Continuum Analytics, which offers a portfolio of Python-based data analytics tools, has announced a $3 million research grant via DARPA’s XDATA program, which researches computational techniques and open-source tools for analyzing data. The money will be used to develop NumPy, SciPy and visualization techniques for massive datasets.
“XDATA is a cornerstone of the government’s Big Data initiative, and we are excited to be a part of bringing open-source tools to the defense industry,” Peter Wang, President at Continuum Analytics, wrote in a Feb. 5 statement. “The tools we develop through this project will give DARPA a solid foundation for continued innovation in the rapid analysis and visual exploration of massive, interconnected data from heterogeneous sources.”
As part of the project, Continuum Analytics will continue development of Blaze, the “next generation” of NumPy, a Python extension that supports massive, multidimensional arrays and matrices (it also comes with a variety of functions to actually operate on those arrays).
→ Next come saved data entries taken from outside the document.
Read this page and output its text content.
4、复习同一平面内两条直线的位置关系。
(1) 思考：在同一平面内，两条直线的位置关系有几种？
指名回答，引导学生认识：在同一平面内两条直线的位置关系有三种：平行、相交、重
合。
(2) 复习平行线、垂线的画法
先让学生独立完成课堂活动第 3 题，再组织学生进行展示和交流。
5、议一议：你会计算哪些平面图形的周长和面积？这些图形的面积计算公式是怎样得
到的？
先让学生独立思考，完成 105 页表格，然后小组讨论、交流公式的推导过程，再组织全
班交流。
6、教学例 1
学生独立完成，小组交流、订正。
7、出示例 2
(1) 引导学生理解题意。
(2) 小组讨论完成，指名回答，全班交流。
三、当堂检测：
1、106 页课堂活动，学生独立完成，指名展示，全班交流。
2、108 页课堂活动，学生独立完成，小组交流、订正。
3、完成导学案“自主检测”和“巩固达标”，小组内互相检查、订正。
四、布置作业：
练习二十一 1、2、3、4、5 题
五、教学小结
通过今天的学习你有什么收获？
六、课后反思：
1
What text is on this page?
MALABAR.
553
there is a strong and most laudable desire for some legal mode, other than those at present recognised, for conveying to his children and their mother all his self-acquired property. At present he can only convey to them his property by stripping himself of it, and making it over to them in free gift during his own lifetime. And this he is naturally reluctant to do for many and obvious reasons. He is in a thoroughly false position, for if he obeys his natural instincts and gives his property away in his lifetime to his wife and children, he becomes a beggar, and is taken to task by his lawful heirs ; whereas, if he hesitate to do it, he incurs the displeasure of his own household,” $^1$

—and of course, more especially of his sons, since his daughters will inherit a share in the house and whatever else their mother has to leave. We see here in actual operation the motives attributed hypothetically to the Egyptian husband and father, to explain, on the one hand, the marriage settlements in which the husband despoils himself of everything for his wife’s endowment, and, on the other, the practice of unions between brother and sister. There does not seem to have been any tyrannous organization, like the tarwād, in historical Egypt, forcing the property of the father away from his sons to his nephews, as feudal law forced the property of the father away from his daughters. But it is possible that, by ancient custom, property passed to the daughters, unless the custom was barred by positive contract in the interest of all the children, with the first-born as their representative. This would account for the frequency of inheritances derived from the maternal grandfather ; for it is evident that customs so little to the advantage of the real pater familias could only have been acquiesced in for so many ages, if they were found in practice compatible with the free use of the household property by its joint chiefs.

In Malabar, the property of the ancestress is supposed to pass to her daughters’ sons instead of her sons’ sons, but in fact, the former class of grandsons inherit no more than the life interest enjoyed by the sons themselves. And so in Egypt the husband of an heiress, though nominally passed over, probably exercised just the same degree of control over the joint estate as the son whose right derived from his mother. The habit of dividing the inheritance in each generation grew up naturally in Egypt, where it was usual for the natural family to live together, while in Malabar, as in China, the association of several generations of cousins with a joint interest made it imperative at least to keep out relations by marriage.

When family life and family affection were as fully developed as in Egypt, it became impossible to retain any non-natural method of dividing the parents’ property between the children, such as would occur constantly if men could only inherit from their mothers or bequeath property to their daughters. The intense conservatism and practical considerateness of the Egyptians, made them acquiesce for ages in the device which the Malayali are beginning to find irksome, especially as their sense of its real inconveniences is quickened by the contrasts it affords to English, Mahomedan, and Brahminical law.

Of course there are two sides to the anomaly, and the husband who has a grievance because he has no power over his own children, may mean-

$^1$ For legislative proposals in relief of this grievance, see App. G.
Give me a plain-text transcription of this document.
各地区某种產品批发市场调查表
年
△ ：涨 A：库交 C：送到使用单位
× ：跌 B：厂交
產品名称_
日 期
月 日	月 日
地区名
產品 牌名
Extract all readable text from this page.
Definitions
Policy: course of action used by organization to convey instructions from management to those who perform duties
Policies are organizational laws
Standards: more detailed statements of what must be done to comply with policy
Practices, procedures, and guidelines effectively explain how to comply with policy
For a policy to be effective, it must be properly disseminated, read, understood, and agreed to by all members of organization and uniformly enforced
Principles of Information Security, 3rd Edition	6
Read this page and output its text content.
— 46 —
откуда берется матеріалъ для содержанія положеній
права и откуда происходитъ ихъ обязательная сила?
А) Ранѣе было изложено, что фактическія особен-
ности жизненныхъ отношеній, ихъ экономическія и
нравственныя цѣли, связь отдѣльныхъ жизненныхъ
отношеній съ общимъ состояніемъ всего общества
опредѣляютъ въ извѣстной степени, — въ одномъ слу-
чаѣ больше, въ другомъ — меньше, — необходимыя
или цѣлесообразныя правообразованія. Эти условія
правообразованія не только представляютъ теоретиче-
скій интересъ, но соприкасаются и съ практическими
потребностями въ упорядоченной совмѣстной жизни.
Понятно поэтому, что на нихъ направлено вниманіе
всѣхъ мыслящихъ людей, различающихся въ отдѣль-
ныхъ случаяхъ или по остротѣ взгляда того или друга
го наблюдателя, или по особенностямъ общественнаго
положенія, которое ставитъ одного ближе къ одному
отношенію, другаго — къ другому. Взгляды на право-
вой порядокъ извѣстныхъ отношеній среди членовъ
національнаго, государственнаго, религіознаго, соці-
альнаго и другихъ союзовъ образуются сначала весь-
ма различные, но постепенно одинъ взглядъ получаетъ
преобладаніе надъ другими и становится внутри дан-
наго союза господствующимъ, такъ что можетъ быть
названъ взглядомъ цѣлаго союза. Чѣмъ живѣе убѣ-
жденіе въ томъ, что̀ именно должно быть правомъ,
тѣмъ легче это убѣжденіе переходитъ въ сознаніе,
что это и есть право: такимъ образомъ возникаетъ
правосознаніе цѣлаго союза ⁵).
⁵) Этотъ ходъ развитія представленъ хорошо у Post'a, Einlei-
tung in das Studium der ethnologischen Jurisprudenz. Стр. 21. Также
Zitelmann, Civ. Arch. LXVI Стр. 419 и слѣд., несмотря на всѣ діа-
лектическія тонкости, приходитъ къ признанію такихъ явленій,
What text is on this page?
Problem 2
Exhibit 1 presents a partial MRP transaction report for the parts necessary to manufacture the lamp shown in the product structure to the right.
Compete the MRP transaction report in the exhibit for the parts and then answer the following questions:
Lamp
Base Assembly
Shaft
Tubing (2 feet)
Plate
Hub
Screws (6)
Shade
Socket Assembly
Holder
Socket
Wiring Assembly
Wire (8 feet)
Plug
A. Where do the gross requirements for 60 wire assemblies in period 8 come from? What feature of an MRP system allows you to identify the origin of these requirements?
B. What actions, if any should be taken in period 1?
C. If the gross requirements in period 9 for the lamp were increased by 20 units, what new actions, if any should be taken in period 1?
The company will work to extend Blaze’s capabilities still further.
“The development of Blaze contributes to the first part of the XDATA research effort of creating a scalable analytics and data processing technology,” read a Feb. 4 posting on the Continuum Analytics blog. “Blaze will combine multi-dimensional arrays (familiar to scientists) and relational tables (familiar to business analysts) into a single multi-dimensional table structure using a global N-dimensional table.”
The company will also pour funds into Bokeh, a visualization system for large, multidimensional datasets with an adaptive user interface.
“The core of our visualization system is a hybrid scene graph/data flow graph that can represent the structure of the input data as well as the data transforms at a very low, renderer level,” read the blog. “Using Python, Bokeh will combine the Stencil visualization model for primitive glyphs and simple vector expressions with the easy-to-use, flexible multidimensional mapping of Leland Wilkinson’s Grammar of Graphics.”
The system will give end users the ability to write simple expressions “that map dimensions of the input dataset to panels and facets of the layout, while transforming values of the input dataset to aesthetic properties of the graphical geometry for each facet.”
While DARPA will obviously use the final results for defense applications, there’s a high probability that the work done on these projects could apply to businesses in some fashion.